One really shouldn’t take up a Lenten discipline out of exasperation. But that’s what happened to us this year. Jared was out of town, and I was well and truly fed up with our little addictions and dependencies – mine as much as the kids’. I sent Jared a text, saying “We’re giving up sugar and screens for Lent!” To my surprise, he replied, “Okay.”
I didn’t want to write about our Lenten intentions, for the very good reason that Jesus discouraged such things, and he is quoted as such in the Ash Wednesday service that kicks off Lent every year. Now that Lent is over, and we have lots of failures under our belt, I don’t mind telling you all about it. I’m feeling the need to reflect on what we learned, even as we reintroduce our favorite vices into our lives.
We were unanimous on one point: giving up sugar was easier. I enjoy the creative challenge of making appetizing food under certain restrictions. The kids complained sometimes, and occasionally asked when Lent would be over, but for the most part they accepted the lack of dessert and sugary breakfasts as their temporary reality. We were not perfect – there was lots of substituting maple syrup, and I lost the battle over ketchup. For me, the biggest win was saying goodbye to those mid-morning sugar lows that hit me hard on cereal days.

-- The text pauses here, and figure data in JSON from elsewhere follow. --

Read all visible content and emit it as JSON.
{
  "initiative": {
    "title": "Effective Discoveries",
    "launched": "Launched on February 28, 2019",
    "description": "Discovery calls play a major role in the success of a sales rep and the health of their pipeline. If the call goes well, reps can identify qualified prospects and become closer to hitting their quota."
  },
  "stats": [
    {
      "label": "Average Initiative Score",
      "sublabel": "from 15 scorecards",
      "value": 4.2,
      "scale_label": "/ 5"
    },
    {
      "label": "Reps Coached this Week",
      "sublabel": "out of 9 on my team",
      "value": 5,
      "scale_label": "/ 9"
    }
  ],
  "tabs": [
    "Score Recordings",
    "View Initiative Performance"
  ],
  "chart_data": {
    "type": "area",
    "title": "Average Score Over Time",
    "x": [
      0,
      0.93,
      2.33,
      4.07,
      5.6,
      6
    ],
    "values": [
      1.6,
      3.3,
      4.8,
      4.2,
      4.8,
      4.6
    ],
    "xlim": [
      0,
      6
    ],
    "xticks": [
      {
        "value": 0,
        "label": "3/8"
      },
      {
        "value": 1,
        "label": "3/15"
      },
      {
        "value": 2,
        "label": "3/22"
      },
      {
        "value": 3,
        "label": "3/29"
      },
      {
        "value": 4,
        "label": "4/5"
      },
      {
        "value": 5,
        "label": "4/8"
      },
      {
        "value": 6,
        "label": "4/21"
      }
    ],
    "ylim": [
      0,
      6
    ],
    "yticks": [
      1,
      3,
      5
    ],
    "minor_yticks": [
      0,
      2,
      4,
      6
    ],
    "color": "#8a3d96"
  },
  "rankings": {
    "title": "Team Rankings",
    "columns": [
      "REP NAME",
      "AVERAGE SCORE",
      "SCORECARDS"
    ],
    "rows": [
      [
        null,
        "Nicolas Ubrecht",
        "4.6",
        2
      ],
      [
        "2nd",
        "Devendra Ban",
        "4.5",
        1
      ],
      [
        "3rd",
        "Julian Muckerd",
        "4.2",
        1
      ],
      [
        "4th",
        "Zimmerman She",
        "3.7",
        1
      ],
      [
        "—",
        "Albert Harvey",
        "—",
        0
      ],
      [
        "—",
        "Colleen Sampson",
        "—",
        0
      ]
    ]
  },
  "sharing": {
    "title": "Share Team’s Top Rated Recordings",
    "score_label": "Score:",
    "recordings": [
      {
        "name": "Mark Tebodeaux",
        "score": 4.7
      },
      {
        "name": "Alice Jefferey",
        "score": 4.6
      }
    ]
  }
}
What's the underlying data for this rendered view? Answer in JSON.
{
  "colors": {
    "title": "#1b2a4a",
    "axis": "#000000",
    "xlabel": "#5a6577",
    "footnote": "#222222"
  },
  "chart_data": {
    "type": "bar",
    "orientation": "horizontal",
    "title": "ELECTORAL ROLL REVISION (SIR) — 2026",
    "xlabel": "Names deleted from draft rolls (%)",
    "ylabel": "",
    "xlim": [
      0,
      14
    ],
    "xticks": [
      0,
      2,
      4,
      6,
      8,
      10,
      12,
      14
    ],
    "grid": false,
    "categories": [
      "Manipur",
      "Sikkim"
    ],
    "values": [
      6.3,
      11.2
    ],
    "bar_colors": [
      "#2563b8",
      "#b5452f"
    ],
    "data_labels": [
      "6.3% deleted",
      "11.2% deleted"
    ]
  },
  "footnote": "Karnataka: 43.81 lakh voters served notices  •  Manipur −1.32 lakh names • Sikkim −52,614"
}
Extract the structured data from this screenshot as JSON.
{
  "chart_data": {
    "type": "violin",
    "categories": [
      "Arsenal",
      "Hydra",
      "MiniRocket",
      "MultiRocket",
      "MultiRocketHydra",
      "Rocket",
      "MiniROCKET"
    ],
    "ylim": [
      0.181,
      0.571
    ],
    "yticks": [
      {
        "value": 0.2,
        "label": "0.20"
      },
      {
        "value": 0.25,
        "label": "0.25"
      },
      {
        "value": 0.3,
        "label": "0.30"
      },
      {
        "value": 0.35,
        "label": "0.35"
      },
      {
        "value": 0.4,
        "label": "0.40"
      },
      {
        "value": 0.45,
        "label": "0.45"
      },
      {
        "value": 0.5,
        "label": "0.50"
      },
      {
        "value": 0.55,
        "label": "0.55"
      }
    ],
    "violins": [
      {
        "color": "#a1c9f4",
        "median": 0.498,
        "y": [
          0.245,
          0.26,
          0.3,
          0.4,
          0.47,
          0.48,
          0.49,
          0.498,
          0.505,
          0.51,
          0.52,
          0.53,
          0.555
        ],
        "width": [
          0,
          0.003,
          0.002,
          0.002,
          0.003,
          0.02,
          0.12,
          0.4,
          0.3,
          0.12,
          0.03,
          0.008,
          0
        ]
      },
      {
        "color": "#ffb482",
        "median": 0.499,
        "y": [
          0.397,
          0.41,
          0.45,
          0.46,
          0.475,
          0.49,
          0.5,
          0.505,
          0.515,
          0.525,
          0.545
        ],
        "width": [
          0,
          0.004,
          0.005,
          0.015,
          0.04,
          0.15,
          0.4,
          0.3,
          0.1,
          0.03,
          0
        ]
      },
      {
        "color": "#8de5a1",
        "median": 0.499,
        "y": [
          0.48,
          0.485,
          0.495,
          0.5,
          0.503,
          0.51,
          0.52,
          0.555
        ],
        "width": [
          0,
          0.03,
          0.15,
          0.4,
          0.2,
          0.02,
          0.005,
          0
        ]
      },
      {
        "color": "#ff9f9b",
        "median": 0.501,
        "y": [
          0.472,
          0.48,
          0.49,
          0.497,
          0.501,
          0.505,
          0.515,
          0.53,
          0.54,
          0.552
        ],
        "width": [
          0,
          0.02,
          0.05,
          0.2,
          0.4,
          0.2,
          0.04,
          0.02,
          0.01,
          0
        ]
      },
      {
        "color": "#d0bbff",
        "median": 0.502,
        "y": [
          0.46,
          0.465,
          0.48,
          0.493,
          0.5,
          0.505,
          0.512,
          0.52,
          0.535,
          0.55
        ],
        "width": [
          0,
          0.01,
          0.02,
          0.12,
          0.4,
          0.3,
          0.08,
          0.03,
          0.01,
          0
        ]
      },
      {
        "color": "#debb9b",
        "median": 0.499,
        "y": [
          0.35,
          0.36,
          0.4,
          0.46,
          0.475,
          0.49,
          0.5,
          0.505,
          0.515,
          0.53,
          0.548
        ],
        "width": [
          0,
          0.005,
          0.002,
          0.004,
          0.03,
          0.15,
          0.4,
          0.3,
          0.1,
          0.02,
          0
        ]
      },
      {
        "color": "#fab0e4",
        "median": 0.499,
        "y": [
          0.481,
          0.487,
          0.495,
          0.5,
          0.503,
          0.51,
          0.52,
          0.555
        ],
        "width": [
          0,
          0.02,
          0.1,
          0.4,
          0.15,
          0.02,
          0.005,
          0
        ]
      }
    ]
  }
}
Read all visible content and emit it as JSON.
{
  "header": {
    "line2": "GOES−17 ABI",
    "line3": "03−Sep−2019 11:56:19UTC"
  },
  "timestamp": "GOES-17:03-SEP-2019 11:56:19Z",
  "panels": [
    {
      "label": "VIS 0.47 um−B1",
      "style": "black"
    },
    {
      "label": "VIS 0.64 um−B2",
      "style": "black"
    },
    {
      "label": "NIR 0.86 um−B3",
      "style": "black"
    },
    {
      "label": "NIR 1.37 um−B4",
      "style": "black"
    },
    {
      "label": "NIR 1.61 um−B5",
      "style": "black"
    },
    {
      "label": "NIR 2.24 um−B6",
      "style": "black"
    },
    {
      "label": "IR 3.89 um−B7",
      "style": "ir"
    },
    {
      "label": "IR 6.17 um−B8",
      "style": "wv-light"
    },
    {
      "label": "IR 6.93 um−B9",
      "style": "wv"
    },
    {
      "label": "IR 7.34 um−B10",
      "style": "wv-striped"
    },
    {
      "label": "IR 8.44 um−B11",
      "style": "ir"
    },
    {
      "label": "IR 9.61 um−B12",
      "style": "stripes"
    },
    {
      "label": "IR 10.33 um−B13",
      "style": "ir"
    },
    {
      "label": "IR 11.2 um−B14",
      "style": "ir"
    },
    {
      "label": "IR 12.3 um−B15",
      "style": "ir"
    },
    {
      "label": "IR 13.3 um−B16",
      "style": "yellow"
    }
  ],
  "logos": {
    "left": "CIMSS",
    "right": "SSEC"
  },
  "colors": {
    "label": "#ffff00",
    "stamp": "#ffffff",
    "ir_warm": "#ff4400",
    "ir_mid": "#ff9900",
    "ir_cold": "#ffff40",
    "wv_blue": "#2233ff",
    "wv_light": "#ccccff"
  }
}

Screens were harder. Much harder. Our lives are too bound up with screens to give them up entirely, but the kids and I gave up recreational screen use. I left my phone plugged in next to my bed as much as possible. For the kids, no screen time at all.
The kids saw the most benefit, I think. Even though it was cold, and most of their days were spent indoors, they spent so much time just… playing.
Jared and I didn’t do as well. I won’t speak for him, but I left myself enough exceptions that it was still an issue. I stopped reaching back to check my pocket after a couple of days, but I still let myself use the phone as much as I wanted to when I happened to be by the bed. Still, this was a dramatic reduction from how much I had been pulling it out before.
For myself, I think the biggest benefit of reduced phone time is reduced FOMO. With less exposure to the world of Facebook and Ravelry and email, and even the beloved Wool n’ Spinning community, I’m not constantly inundated with other peoples’ priorities and values and projects. I so easily get caught up in what seems like a great idea that I’ve seen somewhere, and then I’m buried in a mound of half-finished projects that I feel beholden to before I can address my own ideas. I’m still like that, very much so, but… it’s a little less. I’m more able to ask, what do I want to be working on? What are my priorities, my values in my work? What makes my heart sing? And while it isn’t a bad thing to be excited by something because you’re included in a group doing something together, what do I care about even if no one else is doing it, and no one else ever sees it?
During Lent, we had another week with Jared away. I was worried about how that would go without our usual treats, but it was fine. Since it wasn’t an option, we didn’t stress about it. We took long baths, we made our favorite non-sugary dinners, we read many chapters of the Little House books curled up in Mama and Daddy’s bed. It wasn’t easier, but it wasn’t really harder either.
Now that Easter is here, our restrictions have lifted – Jared calls it “the re-sugaring of the Osborns.” It’s very interesting seeing things return to normal, with a little more moderation. I notice in myself that desire to solve stresses and problems by applying calories and pixels to it, looking for that fix that feels like a deep breath. I’m trying not to judge myself for those inclinations, just… notice them. And ask myself a little more often, what is really going on?
I think – think, mind you – that my biggest failure in Lent was in making these disciplines about our lifestyle, and not about our relationship with God. Addictions are spiritual, and addressing addictive tendencies is appropriate Lenten work. But I did not get the sense that we engaged with the part of that work that is taking those needs to Jesus, instead of our coping mechanisms. This meant that I usually just subbed these coping mechanisms for other, more virtuous-looking ones.
I do not say this to be hard on myself, but because examination of conscience is part of this work too. I am also reminding myself that I can do that work without being negative or judgmental towards myself. Observe oneself soberly, then accept oneself completely, because that’s what God does.
Lent is bookended now by Jared’s third and final trip of the spring. Screens and sugar are back on the menu, and having the door open changes the equation. But it’s better. There’s no more negotiating about dessert. Screen time for the kids is shorter and on fewer days. I don’t pull out my phone as much. I notice that giving in to the treats too much makes things harder, not easier.
I see how much my knee-jerk reaction is “no.” For an Easter discipline, how about I look at that some more – learn to hold back that “no” until I’ve really considered it. If Lent was a time to say “no” to sin, it seems right to take Easter to do the other half of the work that I didn’t make space for in Lent: saying more “yes” to God.
How was your Lent? What went well, what went badly? What does this Easter season look like for you?